Dans les deux dernières décennies du XIVe, le jeu d’échecs connaît une transformation profonde. L’esprit même du jeu a changé. À son introduction en occident, vers l’an mille, il est une activité aristocratique, presque un rituel (amoureux parfois) d’une lenteur cérémonielle qui s’accorde bien avec la vie des classes aisées. Une noble dame joue quelques coups avec un beau chevalier, laissant là l’échiquier pour un festin. Ils y reviennent le lendemain pour quelques coups encore, passant peut-être rapidement à de plus doux combats. Puis c’est une chasse ou un bal…
Mais tout cela paraît bien long et ennuyeux pour l’homme de cette fin du XIV. De nombreux coups sont nécessaires pour que les forces ennemies entrent en contact au centre de l’échiquier. Ce jeu renouvelé est actif, dynamique et il faut d’emblée tenir compte des coups de l’adversaire. Avec cette Dame qui parcourt l’échiquier à grandes enjambées, pas question de penser à la bagatelle. Le mat qui rôde vous amoindrit la résolution amoureuse.
L’autre changement notable dans ces nouveaux échecs concerne le fou (l’évêque dans les pays anglo-saxons). Lui aussi peut à présent se déplacer sur n’importe quelle case, tant que le chemin en diagonal est dégagé. Il y aura fallu cinq cents ans pour que la reine et le fou puissent arriver à ce niveau de force.
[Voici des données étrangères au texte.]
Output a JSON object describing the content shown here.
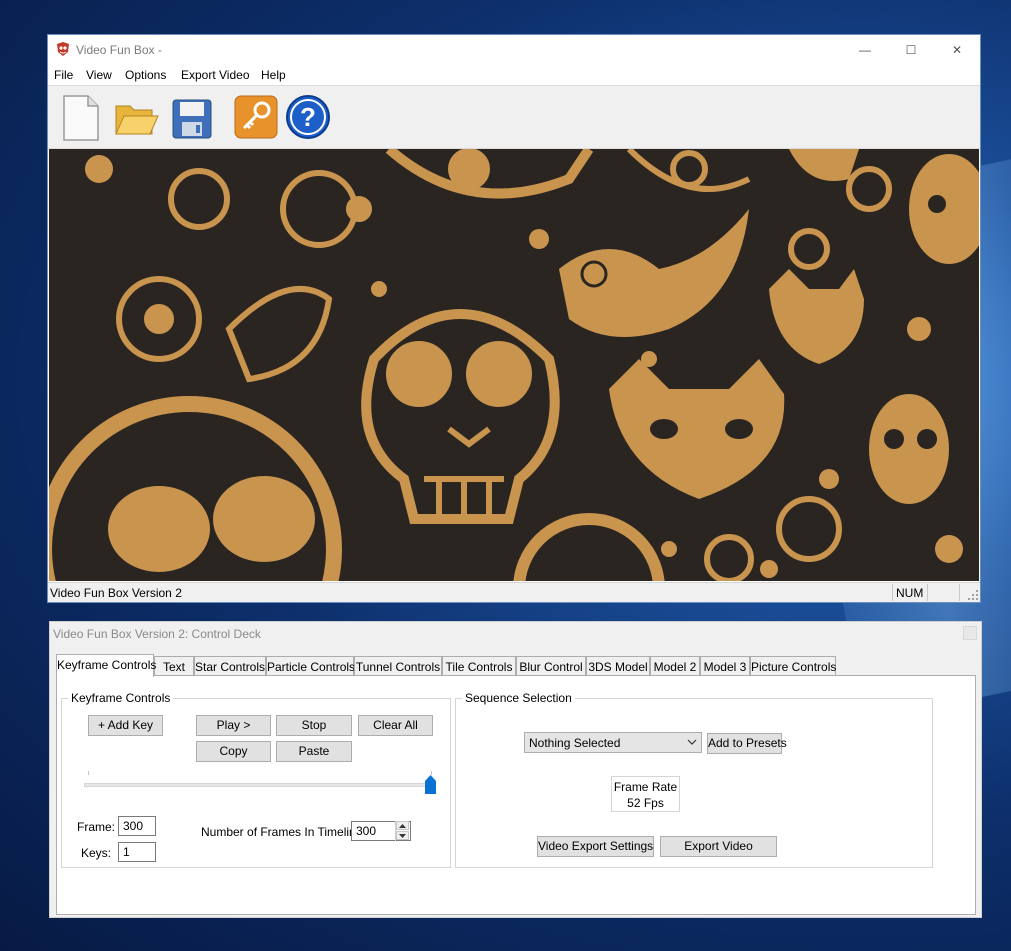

Et donner à la reine et au fou une plus grande force tactique sur l’échiquier, reflet du monde réel, c’était reconnaître leurs formidables positions dans la vraie vie.
D’autre part, l’art de la guerre est bouleversé par la généralisation de l’usage des armes à feu, c’est notamment à partir de ce moment-là que la reine et le fou acquièrent la possibilité de traverser tout l’échiquier, à l’image de ces nouvelles armes meurtrières à longue portée. L’histoire des échecs semble ainsi refléter l’histoire de la guerre et, plus généralement, les composantes sociales du monde dans lequel on joue.
¹ Jean-Marie Lhôte – Martin Le Franc et la dame enragée.